This page is intended as a reference to help editors understand how Waze determines destinations, when they are entered by address.

While many cases are simple, others are not, and sometimes the most common solutions can hurt more than help. This page should help you resolve URs when the routing to an address is wrong. It will also help you understand the often complex relationship between Google Maps pins (GM), Waze house numbers (HNs), and Waze residential point places (RPPs).

Waze Routing Basics

When you enter a destination into the Waze, it converts it to a GPS point (latitude and longitude). It then finds the closest point on a navigable road and sends you there. If there are exceptions to this rule, I haven't found them. So the trick is always to figure out how and where that GPS point is and, if it's wrong, how Waze got it so you can fix it.

Waze House Number Basics

Each street segment in Waze can have one or more house numbers, visible if you select the segment and click "Edit House Numbers" (or "View House Numbers, if the segment is locked above your editing rank).

  • A house number may be unconfirmed (meaning it came from the original base map and no one has verified it), or confirmed (meaning an editor created or confirmed it).
  • You can identify a confirmed house number by clicking on it (on a street where you can edit house numbers); you'll see "Last edited by" and an editor name in the top left; if you don't see that, it's unconfirmed.
  • If you use the WME HN Tool script, then unconfirmed HNs appear in orange, vs. confirmed ones in white. This is the only way to tell if a HN is confirmed on a segment that's locked above your editing rank.

How Waze converts a destination to a GPS point

This logic is specific to the USA. In other countries, significant differences may apply.
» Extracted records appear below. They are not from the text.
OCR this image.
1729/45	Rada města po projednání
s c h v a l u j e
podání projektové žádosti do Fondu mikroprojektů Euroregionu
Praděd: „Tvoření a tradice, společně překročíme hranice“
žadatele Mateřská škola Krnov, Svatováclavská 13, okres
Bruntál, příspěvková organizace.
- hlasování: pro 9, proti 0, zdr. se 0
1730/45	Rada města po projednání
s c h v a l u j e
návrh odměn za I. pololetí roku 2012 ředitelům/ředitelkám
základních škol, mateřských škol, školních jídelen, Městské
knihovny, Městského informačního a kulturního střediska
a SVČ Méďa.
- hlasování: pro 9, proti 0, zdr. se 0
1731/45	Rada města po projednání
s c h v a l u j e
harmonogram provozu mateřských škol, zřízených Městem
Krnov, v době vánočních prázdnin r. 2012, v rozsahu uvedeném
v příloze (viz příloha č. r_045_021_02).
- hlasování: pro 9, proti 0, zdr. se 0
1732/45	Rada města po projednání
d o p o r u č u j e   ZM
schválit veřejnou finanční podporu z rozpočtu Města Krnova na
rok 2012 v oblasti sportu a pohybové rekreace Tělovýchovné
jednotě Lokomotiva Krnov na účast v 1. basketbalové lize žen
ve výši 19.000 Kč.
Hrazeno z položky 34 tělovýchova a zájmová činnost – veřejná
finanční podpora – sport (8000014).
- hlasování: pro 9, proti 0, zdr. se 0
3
  1. Waze looks up the address on Google Maps. If Google recognizes the address, then the GPS coordinates of the GM pin are returned. Note that the city/state need not match exactly, as long as they are reasonably close by.
  2. The Waze map is consulted to see if there is a confirmed HN on the street with the searched name (it can be an alternate name). A mismatch in the street or city name may cause no match to be found, in which case the GM pin is used. But if there is a match, then the GM pin location (if there is one) is ignored, and the pin is set to the stop point for that HN. By design, stop points for HNs are ALWAYS on a segment of the street with the given name, they can never be elsewhere. If the Waze HN is NOT confirmed, it is ignored.
  3. The Waze map is consulted to see if there is a RPP with the same address; again, street/city must match, at least alternates. If there is, then the GPS location of the RPP is used.